The limiting policy document considerations for selection and analysis are:
- free with Internet open access
- convertible to ASCII format
- copyrite freedom to modify and redistribute (i.e., flexible Creative Commons licensing)
Electronic policy file formats for text analysis could be problematic. According to Sinclair (n.d.) “Voyant Tools has some heuristics to try to guess the format type.” Sinclair (n.d.) identified HTML, MS Word, and RTF file formats as reliably ingested into Voyant Tools, while cautioning that “PDF files (with text) are supported, though the reliability of the text extraction process will vary enormously based on the characteristics of the input file.” Image based PDF files require text conversion by optical character recognition (OCR), which is inherently problematic as the OCR accuracy may vary. In addition, PDF files that are malformed may introduce extraneous data that will impact the results in Voyant Tools, thereby reducing granularity of terms to be used in future search and retrieval cycles. In example, Sinclair noted that PDF’s can have problems with text sequences and “gibberish characters may appear in the extracted text that are not visible on the PDF page” (Sinclair, n.d.). Sinclair (n.d.) recommended importing PDF files into Google Documents and then exporting to HTML or RTF. However, for the purposes of creating basic plain text files from literature search results, constructing a corpus follows the electronic text preparation recommendations by Sinclair and Rockwell (n.d.), converting files (e.g. PDF) to Unicode (UTF-8) ASCII text before text analysis.
Research indicates an interest in developing and adopting policy to support OER activities in Canada (McGreal, 2020; Skidmore, 2019). However, there is a discontinuity between existing OER policy and commitment to action in the OER domain in Canadian institutions. In particular, discourse on Internet open e-textbook publishing system policy (or related OER policy) is largely absent, even though many academic institutions in Canada are actively engaged in Internet open e-textbook publishing.
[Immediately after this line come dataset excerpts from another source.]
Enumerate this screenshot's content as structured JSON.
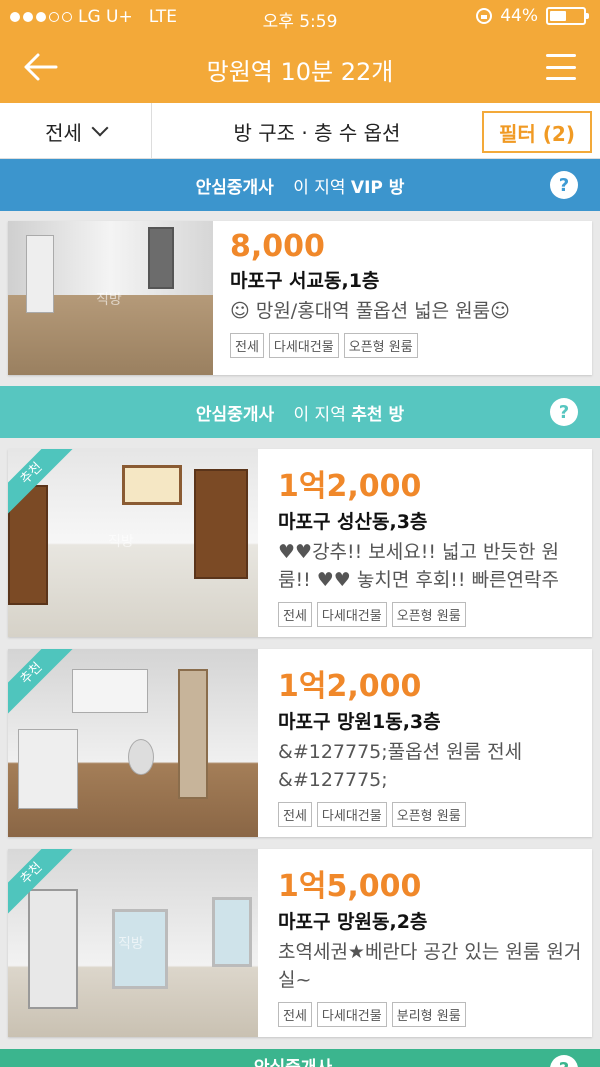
{
  "status_bar": {
    "carrier": "LG U+",
    "network": "LTE",
    "time": "오후 5:59",
    "battery": "44%",
    "battery_level": 0.44
  },
  "header": {
    "title": "망원역 10분 22개"
  },
  "filter_bar": {
    "type": "전세",
    "options_label": "방 구조 · 층 수 옵션",
    "filter_button": "필터 (2)"
  },
  "sections": {
    "vip": {
      "brand": "안심중개사",
      "text": "이 지역",
      "emphasis": "VIP 방",
      "help": "?",
      "color": "#3c95cd"
    },
    "recommended": {
      "brand": "안심중개사",
      "text": "이 지역",
      "emphasis": "추천 방",
      "help": "?",
      "color": "#57c6c0"
    },
    "bottom": {
      "brand": "안심중개사",
      "help": "?"
    }
  },
  "watermark": "직방",
  "badge_label": "추천",
  "listings": [
    {
      "price": "8,000",
      "location": "마포구 서교동,1층",
      "description": "☺ 망원/홍대역 풀옵션 넓은 원룸☺",
      "tags": [
        "전세",
        "다세대건물",
        "오픈형 원룸"
      ]
    },
    {
      "price": "1억2,000",
      "location": "마포구 성산동,3층",
      "description": "♥♥강추!! 보세요!! 넓고 반듯한 원룸!! ♥♥ 놓치면 후회!!  빠른연락주",
      "tags": [
        "전세",
        "다세대건물",
        "오픈형 원룸"
      ]
    },
    {
      "price": "1억2,000",
      "location": "마포구 망원1동,3층",
      "description": "&#127775;풀옵션 원룸 전세 &#127775;",
      "tags": [
        "전세",
        "다세대건물",
        "오픈형 원룸"
      ]
    },
    {
      "price": "1억5,000",
      "location": "마포구 망원동,2층",
      "description": "초역세권★베란다 공간 있는 원룸 원거실~",
      "tags": [
        "전세",
        "다세대건물",
        "분리형 원룸"
      ]
    }
  ],
  "colors": {
    "header": "#f3a939",
    "price": "#f0882a",
    "vip": "#3c95cd",
    "recommended": "#57c6c0"
  }
}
A policy for the Internet open e-textbook publishing system phenomenon aligns with a critical theory paradigm for people and open e-textbooks. Although research incorporating critical theory has largely been peripheral to the open e-textbook publishing discourse (Pyati, 2007a, 2007b), there is an opportunity for an Internet open e-textbook publishing system policy to support and empower stakeholders toward open information and knowledge within an open educational resource environ in Canadian academic institutions.
According to Pyati (2007b, p. 3), “emancipatory concerns within the context of oppressive socio–economic, political, and ideological conditions are at the heart of critical theory.” An Internet open e-textbook system and supporting policy, both liberates producers and consumers toward inclusivity and frees digital data, information, and knowledge from the exclusivity of a commercial paradigm. Both students and educators can be both producers, and consumers in this open publishing environ.
The research inquiry offers a dialogic/dialectical approach (Lincoln et al., 2011) toward a ‘policy-as-conversation’ (Skidmore, 2019) in transformation and change of policies concerned with Internet open e-textbook publishing systems. The implications of such policy inquiry could lead to both, dialectic tensions between the existing voluntary OER policies related to open e-textbooks and “techno-capitalist” (Pyati, 2007b), and the potential for open e-textbook policies and related OER polices to be fully supported (i.e., mandated) within a progressive open and barrier free vision for a digital information society.
This study aims to be open and reproducible by using existing free open-source tools, open information, and an online open-source e-textbook publishing platform for research development and dissemination.